Dawn and I also studied the integrative ideal of designing places that could be, as well, websites which specifically interlink as conceptually interplayed manifestations of architecture and online content.
Designing symbolically then would be interlinking product-driven deep brands, and designing journeys that interlace core attributes, symbolism into one integral line of design thinking, as noted in the pitch booklet.
That would voice the higher evocation of
the brand and its name, its originating function—
and the attributes of its divisions.
Obviously, there would be a gesture to the technological attributes,
the artificial intellect and presence of the machine.

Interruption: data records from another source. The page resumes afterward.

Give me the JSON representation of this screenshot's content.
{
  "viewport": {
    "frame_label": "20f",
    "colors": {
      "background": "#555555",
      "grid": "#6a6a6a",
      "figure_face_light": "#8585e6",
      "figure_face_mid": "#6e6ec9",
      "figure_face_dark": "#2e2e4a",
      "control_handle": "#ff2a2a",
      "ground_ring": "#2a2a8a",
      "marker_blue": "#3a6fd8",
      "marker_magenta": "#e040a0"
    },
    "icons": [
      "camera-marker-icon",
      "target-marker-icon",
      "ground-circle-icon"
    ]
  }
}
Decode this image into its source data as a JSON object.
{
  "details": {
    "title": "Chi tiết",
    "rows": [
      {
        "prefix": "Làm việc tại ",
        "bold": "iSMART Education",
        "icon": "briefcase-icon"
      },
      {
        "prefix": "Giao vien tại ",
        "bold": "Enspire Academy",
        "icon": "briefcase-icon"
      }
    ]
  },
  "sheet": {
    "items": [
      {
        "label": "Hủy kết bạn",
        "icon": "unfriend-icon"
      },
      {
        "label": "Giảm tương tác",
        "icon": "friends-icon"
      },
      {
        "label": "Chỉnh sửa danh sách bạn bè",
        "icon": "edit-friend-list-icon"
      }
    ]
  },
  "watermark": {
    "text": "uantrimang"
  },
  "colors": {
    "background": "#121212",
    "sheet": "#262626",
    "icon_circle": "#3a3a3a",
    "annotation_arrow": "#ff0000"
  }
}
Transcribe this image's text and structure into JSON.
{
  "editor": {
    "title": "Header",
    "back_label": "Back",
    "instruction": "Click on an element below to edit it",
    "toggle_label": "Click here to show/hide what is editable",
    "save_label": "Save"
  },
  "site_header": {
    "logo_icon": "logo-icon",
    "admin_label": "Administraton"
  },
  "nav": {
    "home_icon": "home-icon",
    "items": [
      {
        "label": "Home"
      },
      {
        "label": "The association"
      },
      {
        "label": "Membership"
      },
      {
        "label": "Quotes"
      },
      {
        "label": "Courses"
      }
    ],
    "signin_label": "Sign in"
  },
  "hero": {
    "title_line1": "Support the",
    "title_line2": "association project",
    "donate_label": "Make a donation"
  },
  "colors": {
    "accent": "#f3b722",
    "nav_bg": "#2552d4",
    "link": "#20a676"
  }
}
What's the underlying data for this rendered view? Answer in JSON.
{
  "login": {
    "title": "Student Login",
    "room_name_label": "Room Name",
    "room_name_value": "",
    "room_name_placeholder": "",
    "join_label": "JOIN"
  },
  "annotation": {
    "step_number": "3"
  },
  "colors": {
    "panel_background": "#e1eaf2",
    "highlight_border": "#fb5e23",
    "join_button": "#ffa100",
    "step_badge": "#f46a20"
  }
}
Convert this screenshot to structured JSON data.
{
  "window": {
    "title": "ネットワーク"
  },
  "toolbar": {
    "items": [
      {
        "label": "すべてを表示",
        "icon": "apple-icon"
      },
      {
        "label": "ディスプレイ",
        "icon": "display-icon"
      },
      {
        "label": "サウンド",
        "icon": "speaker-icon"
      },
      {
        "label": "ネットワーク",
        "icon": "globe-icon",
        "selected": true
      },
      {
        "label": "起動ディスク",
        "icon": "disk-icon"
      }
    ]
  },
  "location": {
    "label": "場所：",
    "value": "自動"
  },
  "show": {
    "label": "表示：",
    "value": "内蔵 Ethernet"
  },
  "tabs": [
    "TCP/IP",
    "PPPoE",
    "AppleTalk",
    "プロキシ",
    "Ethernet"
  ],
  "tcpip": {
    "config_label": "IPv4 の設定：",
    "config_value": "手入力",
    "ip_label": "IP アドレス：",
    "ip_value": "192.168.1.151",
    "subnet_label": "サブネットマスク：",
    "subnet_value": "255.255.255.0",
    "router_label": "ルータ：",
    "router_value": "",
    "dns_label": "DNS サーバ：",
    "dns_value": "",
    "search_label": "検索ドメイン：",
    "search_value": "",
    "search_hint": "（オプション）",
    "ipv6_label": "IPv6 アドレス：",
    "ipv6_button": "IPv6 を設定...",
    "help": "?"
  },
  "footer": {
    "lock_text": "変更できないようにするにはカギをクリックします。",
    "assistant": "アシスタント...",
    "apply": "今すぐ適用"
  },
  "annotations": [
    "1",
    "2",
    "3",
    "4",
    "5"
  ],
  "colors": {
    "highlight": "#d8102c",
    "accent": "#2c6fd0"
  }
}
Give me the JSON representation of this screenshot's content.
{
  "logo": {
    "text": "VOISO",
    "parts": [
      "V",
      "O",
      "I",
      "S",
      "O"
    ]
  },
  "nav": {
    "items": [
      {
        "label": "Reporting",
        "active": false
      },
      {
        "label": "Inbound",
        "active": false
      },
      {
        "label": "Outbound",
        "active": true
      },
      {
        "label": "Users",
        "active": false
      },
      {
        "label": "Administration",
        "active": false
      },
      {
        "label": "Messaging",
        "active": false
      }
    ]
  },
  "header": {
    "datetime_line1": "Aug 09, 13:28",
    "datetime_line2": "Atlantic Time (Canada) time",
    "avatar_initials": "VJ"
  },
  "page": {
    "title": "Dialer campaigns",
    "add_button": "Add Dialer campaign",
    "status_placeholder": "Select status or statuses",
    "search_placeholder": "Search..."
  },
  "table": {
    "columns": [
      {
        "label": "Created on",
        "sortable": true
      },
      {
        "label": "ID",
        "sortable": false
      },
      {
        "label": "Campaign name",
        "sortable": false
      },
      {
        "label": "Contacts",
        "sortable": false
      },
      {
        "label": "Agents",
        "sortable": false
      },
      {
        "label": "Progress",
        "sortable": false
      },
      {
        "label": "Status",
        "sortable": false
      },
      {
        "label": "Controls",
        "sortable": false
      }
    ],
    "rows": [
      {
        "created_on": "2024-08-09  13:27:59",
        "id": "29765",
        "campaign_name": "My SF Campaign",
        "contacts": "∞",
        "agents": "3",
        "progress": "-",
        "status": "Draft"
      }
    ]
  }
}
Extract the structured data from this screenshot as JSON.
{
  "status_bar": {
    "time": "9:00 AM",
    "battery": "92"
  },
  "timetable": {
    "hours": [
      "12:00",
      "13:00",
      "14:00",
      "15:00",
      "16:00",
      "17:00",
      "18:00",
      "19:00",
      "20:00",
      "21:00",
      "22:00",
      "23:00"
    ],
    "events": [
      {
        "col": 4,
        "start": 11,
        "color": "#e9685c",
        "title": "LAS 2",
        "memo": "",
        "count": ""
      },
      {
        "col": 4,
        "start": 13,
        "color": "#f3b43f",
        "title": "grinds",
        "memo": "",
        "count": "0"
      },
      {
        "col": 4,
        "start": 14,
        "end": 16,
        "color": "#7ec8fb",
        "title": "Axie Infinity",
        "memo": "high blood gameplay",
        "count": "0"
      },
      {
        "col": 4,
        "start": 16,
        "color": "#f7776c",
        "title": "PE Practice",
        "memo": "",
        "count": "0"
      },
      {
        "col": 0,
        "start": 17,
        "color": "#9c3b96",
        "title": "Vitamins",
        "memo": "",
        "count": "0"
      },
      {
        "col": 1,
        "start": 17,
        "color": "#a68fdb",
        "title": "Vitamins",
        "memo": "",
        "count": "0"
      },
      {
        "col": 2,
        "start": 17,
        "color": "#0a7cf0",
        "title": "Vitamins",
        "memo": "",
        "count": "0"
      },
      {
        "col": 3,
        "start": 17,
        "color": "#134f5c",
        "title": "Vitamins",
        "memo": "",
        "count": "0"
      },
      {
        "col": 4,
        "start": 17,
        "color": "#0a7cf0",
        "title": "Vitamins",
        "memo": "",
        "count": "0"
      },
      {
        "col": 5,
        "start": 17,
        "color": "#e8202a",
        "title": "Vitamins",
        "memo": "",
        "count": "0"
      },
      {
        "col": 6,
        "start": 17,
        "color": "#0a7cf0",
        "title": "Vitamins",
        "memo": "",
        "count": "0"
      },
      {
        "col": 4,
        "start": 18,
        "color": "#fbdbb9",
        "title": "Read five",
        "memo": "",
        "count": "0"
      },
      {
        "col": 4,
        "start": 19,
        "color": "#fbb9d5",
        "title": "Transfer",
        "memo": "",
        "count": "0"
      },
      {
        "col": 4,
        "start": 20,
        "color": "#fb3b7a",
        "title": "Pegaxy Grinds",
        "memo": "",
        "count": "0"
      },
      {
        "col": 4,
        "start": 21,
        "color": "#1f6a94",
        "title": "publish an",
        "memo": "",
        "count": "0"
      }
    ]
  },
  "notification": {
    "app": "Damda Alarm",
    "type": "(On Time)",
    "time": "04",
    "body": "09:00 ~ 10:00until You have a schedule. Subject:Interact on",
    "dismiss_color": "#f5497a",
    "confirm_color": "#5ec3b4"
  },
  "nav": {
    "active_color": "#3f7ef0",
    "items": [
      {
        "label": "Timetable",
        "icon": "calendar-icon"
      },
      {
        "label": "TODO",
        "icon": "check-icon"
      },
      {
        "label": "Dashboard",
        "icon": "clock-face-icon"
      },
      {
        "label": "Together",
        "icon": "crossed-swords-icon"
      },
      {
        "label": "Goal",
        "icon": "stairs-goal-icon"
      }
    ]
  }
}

Of course—messaging speaks, but towards a low-level—quieter, even psychic gesture to utility and storytelling.
“It works like this for you.”
To journey is human, to find is desire.
Juggling jungle—the complexity
of a robust ecosystem.
The meaning of the pitchbook is a layering of sheaths, on these sleeves, like the tiering of pages, or the cambium of a tree—xylem, phloem intertwined.
Knowledge is a power flow.
The exploration is a tailored study, going into the psychic ecosystem of our relationship with a retailer, tiered in symbolic naming, layering and soulful context—that being where humans are.